Whatever projections and predictions were made by the experts and economists in the early years of Bangladesh, the country has moved ahead gradually by readjusting and revising economic policies from time to time and also by adopting new policies. The policy formulation and implementation did not always bring positive or optimal outcomes. But the economic progress was never stalled even if it slowed down on different occasions.

In the early years, high tariff regimes and protection coupled with import substitution and state-centric development policies were there. It resulted in public sector dominance with limited role of the private sector and low level of investment. Economic reconstruction in a war-ravaged country was also a priority. A policy shift started to take place from the middle of the first decade by gradually opening up the economy, liberalising import and tariff regime, promoting privatisation and market orientation. The shift helped the rise of domestic entrepreneurial class, emergence of export-oriented ready-made garment (RMG) industry, and also the slow rise of the middle class. Thus, the first two decades of Bangladesh were the decades of determining and founding the base and platforms of economic growth. During the period, it became clear that the country will follow market economy. Moreover, attaining autarky in food was the major objective in the first decade which acted as the driver of agriculture production in the next decades.    

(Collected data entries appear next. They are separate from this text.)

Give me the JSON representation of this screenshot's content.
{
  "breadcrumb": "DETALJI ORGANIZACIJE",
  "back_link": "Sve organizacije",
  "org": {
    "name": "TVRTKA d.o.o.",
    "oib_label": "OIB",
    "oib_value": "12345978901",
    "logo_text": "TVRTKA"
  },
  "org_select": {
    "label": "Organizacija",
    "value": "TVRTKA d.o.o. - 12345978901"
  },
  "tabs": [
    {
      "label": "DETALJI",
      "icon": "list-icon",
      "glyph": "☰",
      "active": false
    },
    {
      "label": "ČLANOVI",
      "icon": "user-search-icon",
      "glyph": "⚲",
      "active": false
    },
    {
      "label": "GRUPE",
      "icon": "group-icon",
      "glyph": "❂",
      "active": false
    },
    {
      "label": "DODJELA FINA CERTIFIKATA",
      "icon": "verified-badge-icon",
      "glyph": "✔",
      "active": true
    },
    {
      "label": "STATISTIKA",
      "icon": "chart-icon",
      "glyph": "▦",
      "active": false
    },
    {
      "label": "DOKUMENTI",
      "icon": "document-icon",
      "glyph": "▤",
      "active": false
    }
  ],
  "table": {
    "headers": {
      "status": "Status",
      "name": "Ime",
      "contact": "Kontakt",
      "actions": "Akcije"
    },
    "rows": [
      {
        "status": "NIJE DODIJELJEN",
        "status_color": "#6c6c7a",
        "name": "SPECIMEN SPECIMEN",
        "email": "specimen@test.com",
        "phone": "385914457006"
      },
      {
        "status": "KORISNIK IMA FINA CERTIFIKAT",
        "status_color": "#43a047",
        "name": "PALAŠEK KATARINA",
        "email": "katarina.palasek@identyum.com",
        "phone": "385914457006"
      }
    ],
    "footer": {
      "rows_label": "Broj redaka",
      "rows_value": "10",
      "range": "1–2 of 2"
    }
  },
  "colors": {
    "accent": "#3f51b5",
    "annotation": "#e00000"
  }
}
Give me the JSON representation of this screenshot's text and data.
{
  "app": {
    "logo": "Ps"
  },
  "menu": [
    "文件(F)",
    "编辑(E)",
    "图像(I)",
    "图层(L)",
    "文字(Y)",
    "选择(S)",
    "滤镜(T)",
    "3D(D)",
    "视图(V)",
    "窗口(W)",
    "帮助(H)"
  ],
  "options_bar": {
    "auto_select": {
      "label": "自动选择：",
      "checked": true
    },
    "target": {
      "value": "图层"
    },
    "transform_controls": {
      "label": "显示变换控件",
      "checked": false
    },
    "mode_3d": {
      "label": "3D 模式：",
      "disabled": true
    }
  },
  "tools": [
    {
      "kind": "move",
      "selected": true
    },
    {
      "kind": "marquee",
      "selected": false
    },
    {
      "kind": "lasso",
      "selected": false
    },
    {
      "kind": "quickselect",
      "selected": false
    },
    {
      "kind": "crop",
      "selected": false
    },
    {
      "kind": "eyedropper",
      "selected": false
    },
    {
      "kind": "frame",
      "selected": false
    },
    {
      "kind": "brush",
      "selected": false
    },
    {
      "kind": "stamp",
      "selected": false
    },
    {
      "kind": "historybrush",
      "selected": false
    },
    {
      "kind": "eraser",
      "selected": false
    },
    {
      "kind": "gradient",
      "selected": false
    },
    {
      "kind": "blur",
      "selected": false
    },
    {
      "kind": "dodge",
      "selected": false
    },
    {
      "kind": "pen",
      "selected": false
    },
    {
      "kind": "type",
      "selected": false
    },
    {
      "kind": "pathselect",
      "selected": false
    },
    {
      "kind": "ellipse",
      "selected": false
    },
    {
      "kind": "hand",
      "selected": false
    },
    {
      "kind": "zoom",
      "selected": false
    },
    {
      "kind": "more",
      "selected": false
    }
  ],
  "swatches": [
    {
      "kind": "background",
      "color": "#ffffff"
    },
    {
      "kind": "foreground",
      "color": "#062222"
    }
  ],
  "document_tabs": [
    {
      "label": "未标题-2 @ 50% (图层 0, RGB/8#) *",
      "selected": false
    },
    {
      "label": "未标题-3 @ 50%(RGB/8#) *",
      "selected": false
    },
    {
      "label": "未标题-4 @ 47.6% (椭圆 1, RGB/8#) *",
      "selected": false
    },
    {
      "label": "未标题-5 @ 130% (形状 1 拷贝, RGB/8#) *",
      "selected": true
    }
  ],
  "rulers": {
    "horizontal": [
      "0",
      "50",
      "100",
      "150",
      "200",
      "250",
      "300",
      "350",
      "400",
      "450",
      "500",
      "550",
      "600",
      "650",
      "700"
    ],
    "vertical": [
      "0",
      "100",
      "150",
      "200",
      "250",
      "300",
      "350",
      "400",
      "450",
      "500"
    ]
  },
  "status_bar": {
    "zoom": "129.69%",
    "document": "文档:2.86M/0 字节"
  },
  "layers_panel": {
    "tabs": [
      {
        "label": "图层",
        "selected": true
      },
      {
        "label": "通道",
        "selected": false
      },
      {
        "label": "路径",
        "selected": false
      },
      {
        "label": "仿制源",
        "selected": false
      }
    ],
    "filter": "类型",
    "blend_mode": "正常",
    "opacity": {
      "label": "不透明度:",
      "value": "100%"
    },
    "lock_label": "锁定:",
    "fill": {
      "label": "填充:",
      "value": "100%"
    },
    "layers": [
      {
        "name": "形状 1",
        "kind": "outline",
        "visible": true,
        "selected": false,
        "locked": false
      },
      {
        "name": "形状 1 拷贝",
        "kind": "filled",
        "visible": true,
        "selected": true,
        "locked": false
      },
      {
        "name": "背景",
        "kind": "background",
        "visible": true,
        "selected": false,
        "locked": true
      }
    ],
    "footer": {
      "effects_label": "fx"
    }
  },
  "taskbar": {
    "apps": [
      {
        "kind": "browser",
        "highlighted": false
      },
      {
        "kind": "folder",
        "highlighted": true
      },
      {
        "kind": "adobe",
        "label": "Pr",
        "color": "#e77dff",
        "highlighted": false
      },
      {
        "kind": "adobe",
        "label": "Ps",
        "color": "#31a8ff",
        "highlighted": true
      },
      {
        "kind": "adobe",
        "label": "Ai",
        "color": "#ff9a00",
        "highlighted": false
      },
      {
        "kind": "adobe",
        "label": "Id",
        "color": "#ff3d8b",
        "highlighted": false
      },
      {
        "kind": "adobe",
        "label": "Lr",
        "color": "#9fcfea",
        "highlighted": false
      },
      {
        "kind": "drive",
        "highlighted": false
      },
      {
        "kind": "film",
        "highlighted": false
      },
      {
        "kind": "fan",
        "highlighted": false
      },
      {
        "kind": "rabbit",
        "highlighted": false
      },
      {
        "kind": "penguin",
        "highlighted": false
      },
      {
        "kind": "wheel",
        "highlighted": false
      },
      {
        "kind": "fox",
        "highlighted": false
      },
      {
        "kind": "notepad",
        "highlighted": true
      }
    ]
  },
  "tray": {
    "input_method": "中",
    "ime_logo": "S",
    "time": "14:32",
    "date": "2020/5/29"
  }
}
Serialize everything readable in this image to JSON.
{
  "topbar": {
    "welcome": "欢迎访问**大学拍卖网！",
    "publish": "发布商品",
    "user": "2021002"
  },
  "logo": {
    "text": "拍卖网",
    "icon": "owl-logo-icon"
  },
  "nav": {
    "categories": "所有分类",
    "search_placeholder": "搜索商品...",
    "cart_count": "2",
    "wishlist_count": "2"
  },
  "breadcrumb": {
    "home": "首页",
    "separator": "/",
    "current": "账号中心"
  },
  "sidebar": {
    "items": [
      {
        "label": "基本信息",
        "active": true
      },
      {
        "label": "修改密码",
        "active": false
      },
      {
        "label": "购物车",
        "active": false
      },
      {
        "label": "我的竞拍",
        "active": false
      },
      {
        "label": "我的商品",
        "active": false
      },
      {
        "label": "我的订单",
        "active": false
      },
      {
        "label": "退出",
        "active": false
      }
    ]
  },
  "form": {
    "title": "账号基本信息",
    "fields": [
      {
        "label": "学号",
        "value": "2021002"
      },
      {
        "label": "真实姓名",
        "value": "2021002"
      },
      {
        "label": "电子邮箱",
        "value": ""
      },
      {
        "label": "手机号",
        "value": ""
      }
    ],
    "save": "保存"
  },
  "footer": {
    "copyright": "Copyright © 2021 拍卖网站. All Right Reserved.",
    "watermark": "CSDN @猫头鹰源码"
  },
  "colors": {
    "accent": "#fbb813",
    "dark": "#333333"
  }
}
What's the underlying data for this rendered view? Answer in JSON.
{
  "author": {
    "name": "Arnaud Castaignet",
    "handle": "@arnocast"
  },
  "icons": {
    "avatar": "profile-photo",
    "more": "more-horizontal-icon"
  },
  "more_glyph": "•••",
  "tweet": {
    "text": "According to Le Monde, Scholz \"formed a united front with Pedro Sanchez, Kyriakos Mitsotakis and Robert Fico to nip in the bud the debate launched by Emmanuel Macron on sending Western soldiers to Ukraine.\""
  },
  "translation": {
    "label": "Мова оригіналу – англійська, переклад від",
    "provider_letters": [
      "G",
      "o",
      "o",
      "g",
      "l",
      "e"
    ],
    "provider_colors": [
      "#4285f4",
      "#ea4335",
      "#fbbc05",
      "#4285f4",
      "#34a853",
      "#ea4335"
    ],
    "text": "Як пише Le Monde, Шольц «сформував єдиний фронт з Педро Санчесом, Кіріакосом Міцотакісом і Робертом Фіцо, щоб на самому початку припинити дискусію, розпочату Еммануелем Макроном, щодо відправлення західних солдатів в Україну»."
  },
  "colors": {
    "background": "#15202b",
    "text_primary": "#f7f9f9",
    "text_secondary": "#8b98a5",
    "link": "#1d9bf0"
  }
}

In the third decade, 1990s to be more specific, Bangladesh entered the era of parliamentary democracy when market-oriented macroeconomic reforms started. Introduction of Value-Added Tax (VAT), partial currency convertibility and further cut in import tariffs were some critical steps during this period. There were also initiatives for institution building, banking regulations, and extended privatisation. In this decade, the country achieved an economic growth rate of 4.70 per cent on average. Non-government organisations (NGOs) appeared as a key driver of development beside the state and the private sector.

A big push in reform was visible in the fourth decade to attain higher economic growth by way of measures like deepening of import liberalisation, floating exchange rates, financial sector reforms including lowering of interest rates. The result was moderately higher GDP growth rate of 5.60 per cent on average, further reduction in poverty, increased business activities and new job opportunities.  

The fifth decade of Bangladesh was Rostow's 'take-off stage' of economic growth at a rapid rate. Average GDP growth reached 6.50 per cent and the country rose to a Lower-Middle-Income one at the middle of the decade. Graduation from the Least Developed Country (LDC) status was also confirmed in the later part of the decade, thanks to significant improvement in human development indicators coupled with poverty reduction and persistent economic growth which crossed 7.0 per cent mark finally. Improved telecommunication and digitalisation appeared as a vital tool for overall development in this decade.

The economic advancement of Bangladesh is accompanied by political development and changes in political settlements. Though the country adopted market-oriented approach, state-sponsored capitalism opened the gate of rent-seeking which continued in various forms over the decades. It also consolidated cronyism, crony capitalism to be specific. Thus the nexus between politics and business became stronger. The result is growing income though with attendant socio-economic inequality. This has become the biggest challenge for Bangladesh to make the five decades of achievement sustainable by getting around the failures. It is not unlikely that Bangladesh economy will enter the 'drive to maturity' or the next stage of Rostow's growth model by the end of the sixth decade of its existence. The high optimism is subject to properly addressing the inequality, ensuring social justice and establishing good governance.